Norm koyuculara, hüküm koyuculara hayır diyebilme cesareti verir hüzün. Çünkü hüzünlü gönüller büyük sözlerdeki yalanı, süslü vaatlerdeki çirkinliği, büyük denilen ne varsa ondaki eksikliği görür, bilir, anlar ama şaşırmaz.
Hüzün, büyüklük iddiasının en derin nefretidir. Çünkü karşısına çıktığında iddia hükmünü yitiriverir. Hüznü cesaretle karıştırırlar çoğu zaman. Cesaret kaynağını nereden alır sanırsın. Hüzne sahip olamamış gönül, cesareti ne bilir. Hüzünden beslenmeyen cesaret varsayalım ki oluştu; ancak bir anlık hayat bulabilir. Hayat bulduğu anda, kaçınılmaz olarak hayatın sonunu idrak ettiği tam o anda, şaşıracak, çözülecek ve yok olup gidecektir. Hüznü olmayan, ölümü kabullenebilir mi? Ölümle barışabilir mi? Ölümle barışıp yeryüzü tanrılarına baş kaldırabilir mi? Ya her daim korkuyu telkin eden kendisine, en tehlikeli hasmına, isyan edebilir mi?

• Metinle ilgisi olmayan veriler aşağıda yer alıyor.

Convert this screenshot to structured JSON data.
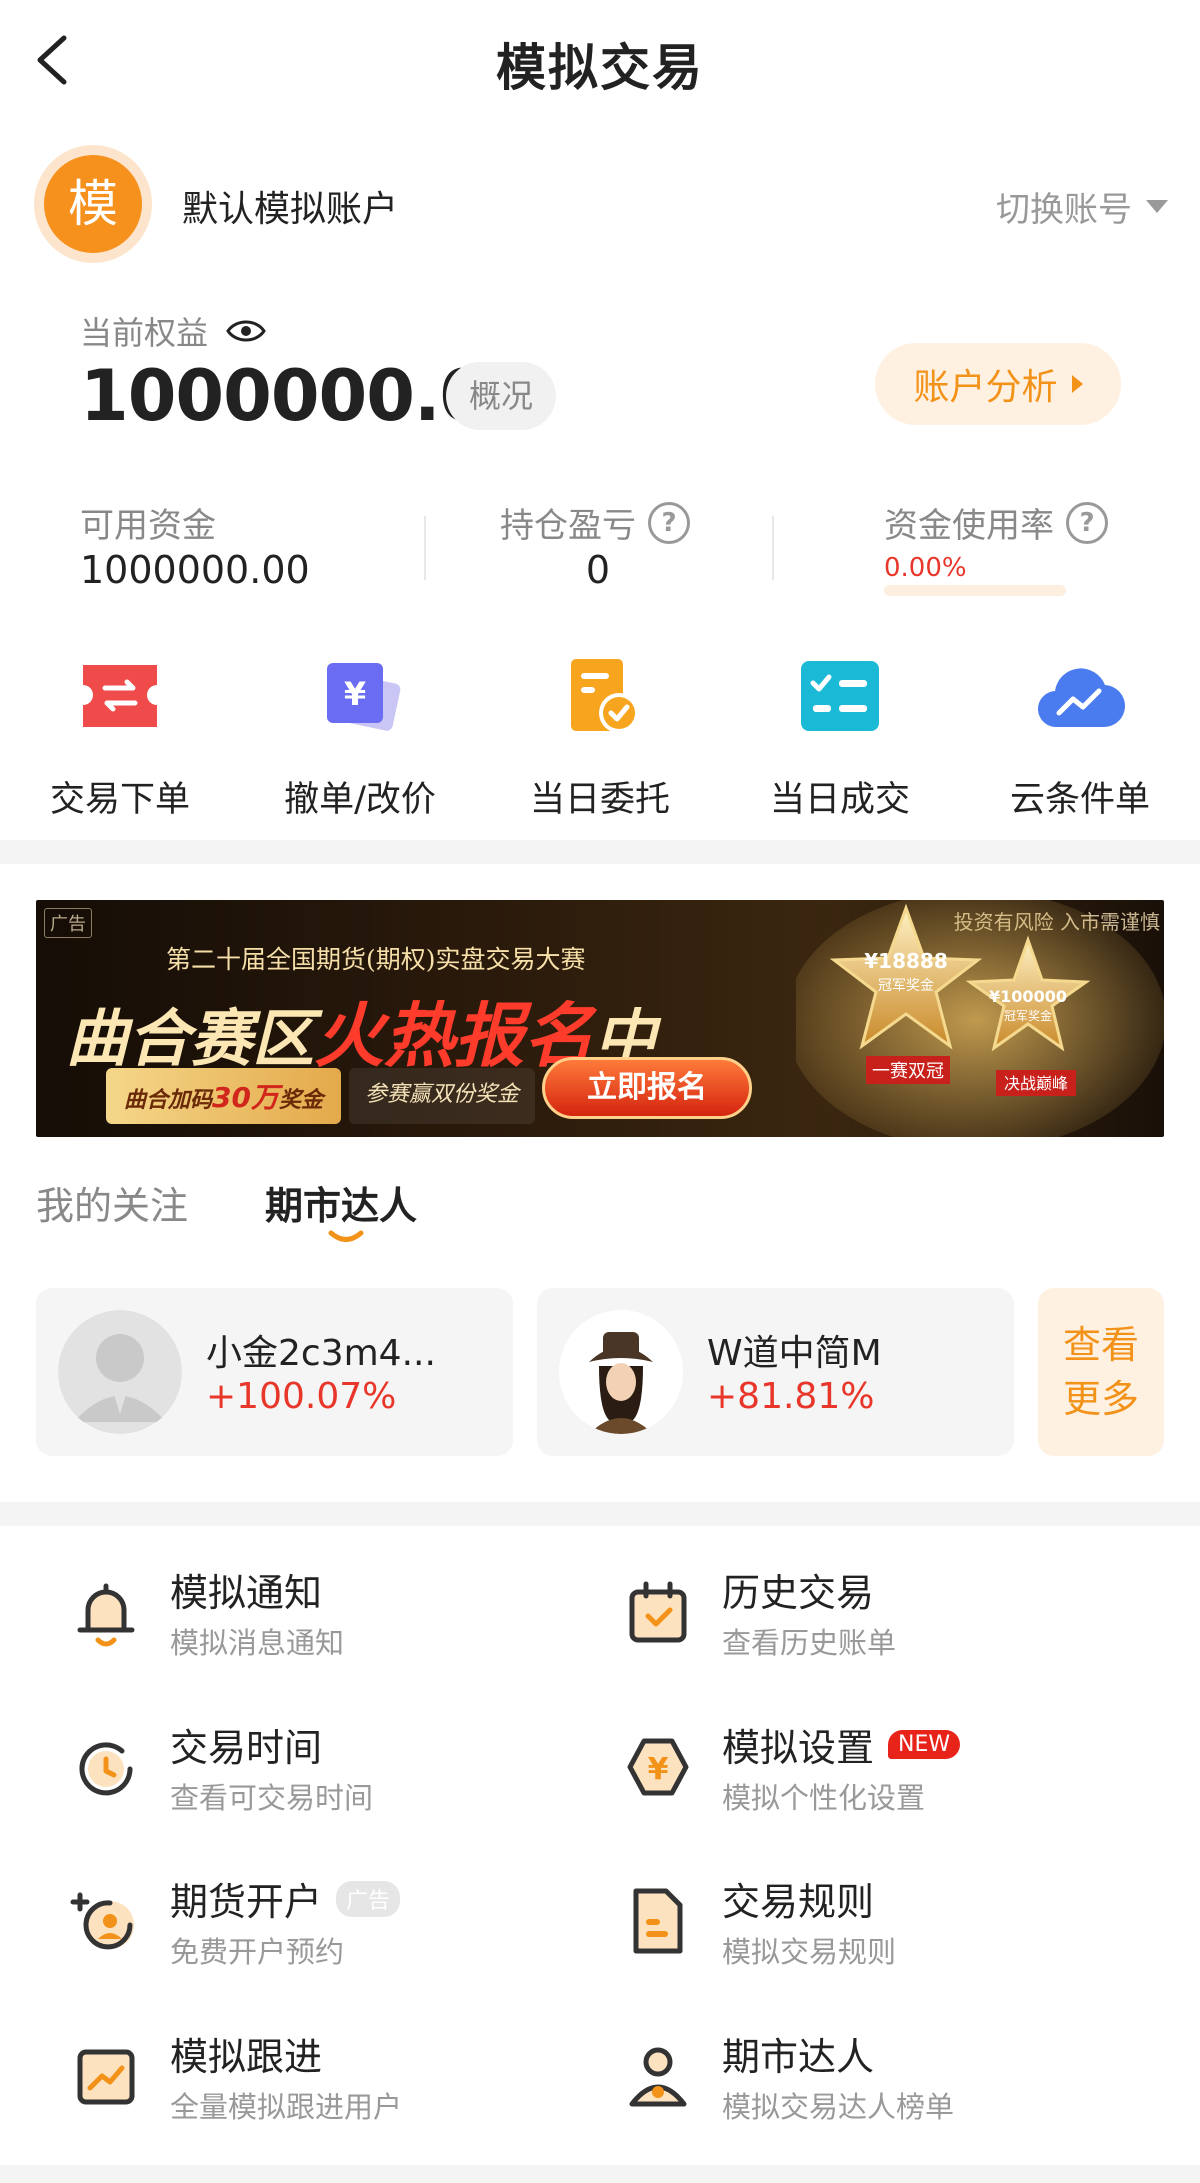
{
  "header": {
    "title": "模拟交易"
  },
  "account": {
    "avatar_char": "模",
    "name": "默认模拟账户",
    "switch_label": "切换账号"
  },
  "equity": {
    "label": "当前权益",
    "value": "1000000.00",
    "overview_label": "概况",
    "analysis_label": "账户分析"
  },
  "stats": {
    "available": {
      "label": "可用资金",
      "value": "1000000.00"
    },
    "position_pnl": {
      "label": "持仓盈亏",
      "value": "0"
    },
    "usage": {
      "label": "资金使用率",
      "value": "0.00%",
      "fraction": 0.0
    }
  },
  "quick_actions": [
    {
      "label": "交易下单",
      "icon": "exchange-ticket-icon",
      "color": "#ee4a4a"
    },
    {
      "label": "撤单/改价",
      "icon": "yuan-card-icon",
      "color": "#6a6df2"
    },
    {
      "label": "当日委托",
      "icon": "document-check-icon",
      "color": "#f7a51e"
    },
    {
      "label": "当日成交",
      "icon": "checklist-icon",
      "color": "#1ab9d6"
    },
    {
      "label": "云条件单",
      "icon": "cloud-trend-icon",
      "color": "#4a7cf0"
    }
  ],
  "banner": {
    "ad_tag": "广告",
    "risk_text": "投资有风险 入市需谨慎",
    "competition": "第二十届全国期货(期权)实盘交易大赛",
    "main_prefix": "曲合赛区",
    "main_hot": "火热报名",
    "main_suffix": "中",
    "sub_a_prefix": "曲合加码",
    "sub_a_amount": "30万",
    "sub_a_suffix": "奖金",
    "sub_b": "参赛赢双份奖金",
    "button": "立即报名",
    "prize1": "¥18888",
    "prize1_label": "冠军奖金",
    "prize2": "¥100000",
    "prize2_label": "冠军奖金",
    "ribbon1": "一赛双冠",
    "ribbon2": "决战巅峰"
  },
  "tabs": [
    {
      "label": "我的关注",
      "active": false
    },
    {
      "label": "期市达人",
      "active": true
    }
  ],
  "experts": [
    {
      "name": "小金2c3m4...",
      "return": "+100.07%"
    },
    {
      "name": "W道中简M",
      "return": "+81.81%"
    }
  ],
  "more_label_1": "查看",
  "more_label_2": "更多",
  "menu": [
    {
      "title": "模拟通知",
      "subtitle": "模拟消息通知",
      "icon": "bell-icon"
    },
    {
      "title": "历史交易",
      "subtitle": "查看历史账单",
      "icon": "calendar-check-icon"
    },
    {
      "title": "交易时间",
      "subtitle": "查看可交易时间",
      "icon": "clock-refresh-icon"
    },
    {
      "title": "模拟设置",
      "subtitle": "模拟个性化设置",
      "icon": "yuan-hexagon-icon",
      "badge": "NEW"
    },
    {
      "title": "期货开户",
      "subtitle": "免费开户预约",
      "icon": "add-user-icon",
      "badge": "广告"
    },
    {
      "title": "交易规则",
      "subtitle": "模拟交易规则",
      "icon": "rules-document-icon"
    },
    {
      "title": "模拟跟进",
      "subtitle": "全量模拟跟进用户",
      "icon": "trend-chart-icon"
    },
    {
      "title": "期市达人",
      "subtitle": "模拟交易达人榜单",
      "icon": "expert-user-icon"
    }
  ],
  "colors": {
    "accent": "#f29219",
    "up": "#e8372a",
    "avatar": "#f7911d"
  }
}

Hüzün olmadan cesaret olamaz, yaşayamaz varlığını sürdüremez.
Hüzün “sana ne!” diyebilmektir; norm koyuculara, kınayıcılara, toplumun mevcut desteğini arkasına alarak ahkâm kesen sahte aydınlara. İktidara, otoriteye güvenip her söylediğinin kabul edilmesi beklemeye alışmışlara karşı söylenebilen “Hayır”ın kaynağı hüzündür.
Hüzün böyle asil ve değerli ise bir bedeli yok mu taşıyana; olmaması mümkün mü? Kimilerine göre ağır bir bedeli vardır hüznün. O bedel yalnızlıktır. Yalnızlık, ağır bir bedeldir hüzne sahip olamayanlar için. Yalnızlık, ıssızlığı çağrıştırır, ıssızlık ise ürpertici gelir onlara. Ancak hüzün yerleştiği gönülde varlığını kendi taşır, ona sahip olanların bedel ödemeleri gerekmez.